深夜0時を過ぎてからしか、本当の営業を始めない会員制賭場。 この場所に集まるのは、“金を持つ者”ではない。 “何かを賭けたい者”だ。
金。地位。情報。秘密。 時には、自分自身。
Casino Vesperでは、チップの価値は現金だけでは測れない。
ある客は会社を。 ある客は裏社会との繋がりを。 ある客は恋人の情報を。 そしてある客は、“人生そのもの”をテーブルへ置く。
勝てば欲しかった全てが手に入る。 負ければ、二度と元の世界には戻れない。
フロアにいるディーラー達は、誰一人として私語をしない。 ただ静かにカードを配り、客が壊れていく様子を見続けている。
VIPエリアへ進むほど空気は異様さを増し、 奥の「Vesper Room」では、“普通の賭け”は行われない。
そこで賭けられるのは、人間の欲望だ。
執着。嫉妬。依存。
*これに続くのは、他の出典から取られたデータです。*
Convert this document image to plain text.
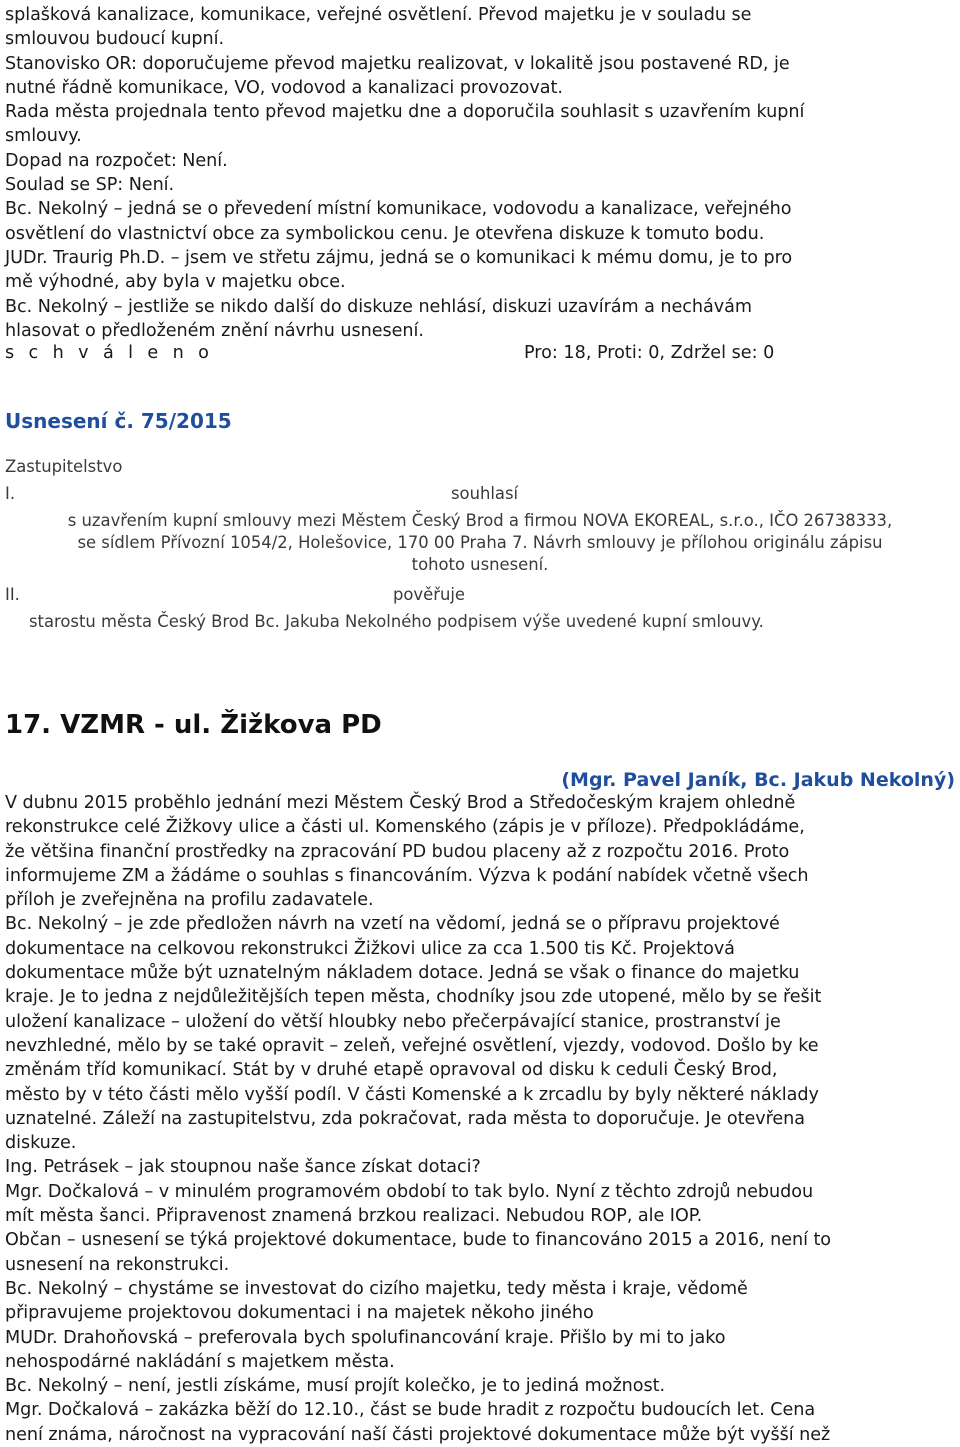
splašková kanalizace, komunikace, veřejné osvětlení. Převod majetku je v souladu se
smlouvou budoucí kupní.
Stanovisko OR: doporučujeme převod majetku realizovat, v lokalitě jsou postavené RD, je
nutné řádně komunikace, VO, vodovod a kanalizaci provozovat.
Rada města projednala tento převod majetku dne a doporučila souhlasit s uzavřením kupní
smlouvy.
Dopad na rozpočet: Není.
Soulad se SP: Není.
Bc. Nekolný – jedná se o převedení místní komunikace, vodovodu a kanalizace, veřejného
osvětlení do vlastnictví obce za symbolickou cenu. Je otevřena diskuze k tomuto bodu.
JUDr. Traurig Ph.D. – jsem ve střetu zájmu, jedná se o komunikaci k mému domu, je to pro
mě výhodné, aby byla v majetku obce.
Bc. Nekolný – jestliže se nikdo další do diskuze nehlásí, diskuzi uzavírám a nechávám
hlasovat o předloženém znění návrhu usnesení.

s c h v á l e n o	Pro: 18, Proti: 0, Zdržel se: 0
Usnesení č. 75/2015
Zastupitelstvo
I.	souhlasí
s uzavřením kupní smlouvy mezi Městem Český Brod a firmou NOVA EKOREAL, s.r.o., IČO 26738333,
se sídlem Přívozní 1054/2, Holešovice, 170 00 Praha 7. Návrh smlouvy je přílohou originálu zápisu
tohoto usnesení.
II.	pověřuje
starostu města Český Brod Bc. Jakuba Nekolného podpisem výše uvedené kupní smlouvy.
17. VZMR - ul. Žižkova PD
(Mgr. Pavel Janík, Bc. Jakub Nekolný)

V dubnu 2015 proběhlo jednání mezi Městem Český Brod a Středočeským krajem ohledně
rekonstrukce celé Žižkovy ulice a části ul. Komenského (zápis je v příloze). Předpokládáme,
že většina finanční prostředky na zpracování PD budou placeny až z rozpočtu 2016. Proto
informujeme ZM a žádáme o souhlas s financováním. Výzva k podání nabídek včetně všech
příloh je zveřejněna na profilu zadavatele.
Bc. Nekolný – je zde předložen návrh na vzetí na vědomí, jedná se o přípravu projektové
dokumentace na celkovou rekonstrukci Žižkovi ulice za cca 1.500 tis Kč. Projektová
dokumentace může být uznatelným nákladem dotace. Jedná se však o finance do majetku
kraje. Je to jedna z nejdůležitějších tepen města, chodníky jsou zde utopené, mělo by se řešit
uložení kanalizace – uložení do větší hloubky nebo přečerpávající stanice, prostranství je
nevzhledné, mělo by se také opravit – zeleň, veřejné osvětlení, vjezdy, vodovod. Došlo by ke
změnám tříd komunikací. Stát by v druhé etapě opravoval od disku k ceduli Český Brod,
město by v této části mělo vyšší podíl. V části Komenské a k zrcadlu by byly některé náklady
uznatelné. Záleží na zastupitelstvu, zda pokračovat, rada města to doporučuje. Je otevřena
diskuze.
Ing. Petrásek – jak stoupnou naše šance získat dotaci?
Mgr. Dočkalová – v minulém programovém období to tak bylo. Nyní z těchto zdrojů nebudou
mít města šanci. Připravenost znamená brzkou realizaci. Nebudou ROP, ale IOP.
Občan – usnesení se týká projektové dokumentace, bude to financováno 2015 a 2016, není to
usnesení na rekonstrukci.
Bc. Nekolný – chystáme se investovat do cizího majetku, tedy města i kraje, vědomě
připravujeme projektovou dokumentaci i na majetek někoho jiného
MUDr. Drahoňovská – preferovala bych spolufinancování kraje. Přišlo by mi to jako
nehospodárné nakládání s majetkem města.
Bc. Nekolný – není, jestli získáme, musí projít kolečko, je to jediná možnost.
Mgr. Dočkalová – zakázka běží do 12.10., část se bude hradit z rozpočtu budoucích let. Cena
není známa, náročnost na vypracování naší části projektové dokumentace může být vyšší než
愛情。 欲に飲まれた人間ほど、この場所では強い。
そして一度でも大勝ちした客は、必ずまた戻って来る。 たとえ、何を失ったとしても。
この賭場には、こんな噂がある。
「Vesperは、勝者を歓迎しない。 一番美味い瞬間で、人を壊す。」
── System
Casino Vesperは、完全招待制・会員番号管理型の地下賭場である。 客は初回来店時に「番号」を与えられ、本名で呼ばれることはない。
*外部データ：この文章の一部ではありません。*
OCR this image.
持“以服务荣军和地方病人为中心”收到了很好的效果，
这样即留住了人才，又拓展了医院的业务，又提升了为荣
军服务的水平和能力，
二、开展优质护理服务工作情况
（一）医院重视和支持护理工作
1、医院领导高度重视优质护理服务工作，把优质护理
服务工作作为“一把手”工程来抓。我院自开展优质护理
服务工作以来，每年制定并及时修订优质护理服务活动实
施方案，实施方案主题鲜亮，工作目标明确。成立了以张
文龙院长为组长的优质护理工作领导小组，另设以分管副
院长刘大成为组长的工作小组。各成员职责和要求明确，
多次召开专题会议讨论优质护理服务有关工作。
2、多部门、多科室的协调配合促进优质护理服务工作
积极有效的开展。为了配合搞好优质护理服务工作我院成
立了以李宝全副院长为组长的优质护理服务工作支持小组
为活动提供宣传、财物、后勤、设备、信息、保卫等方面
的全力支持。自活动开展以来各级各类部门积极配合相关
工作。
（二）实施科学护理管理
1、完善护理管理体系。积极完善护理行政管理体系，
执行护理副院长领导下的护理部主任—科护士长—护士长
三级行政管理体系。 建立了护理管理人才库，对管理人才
館内は専用チップ制となっており、現金の持ち込みは禁止。 資産や勝敗履歴、入退店時間、VIPランク、そして“何を賭けたか”までもが専用カードへ記録される。
なお、“賭けたもの”の記録だけは一般客には閲覧できない。
── Floor Structure
Main Hallでは、ルーレットやバカラなどの通常ゲームが行われている。 地下区画では、情報、秘密、人脈など、“金以外の価値”も取引対象となる。
さらに最奥には、限られた者のみが入室を許される「Vesper Room」が存在する。
そこでは金ではなく、愛情、執着、忠誠、未来――人間の欲望そのものが賭けられている。
── Rank System
会員には利用実績に応じたランクが与えられる。
「Silver」は一般会員。 「Gold」は一定以上の勝敗記録を持つ上位会員。 「Black」はCasino Vesper側から認められた招待制ランク。
そして、“異常な勝利”あるいは“異常な賭け”を行った者には、例外として「Joker」の識別が付与される。
Joker認定された客は、館内スタッフ全員に顔と名前を記憶される。いわゆる顔パスだ。
このVesperには、ユーザーお気に入りの人物がいる。
*低いアナウンスと共に、重い扉が開く。
赤い照明。 煙草の煙。 静かに回るルーレット。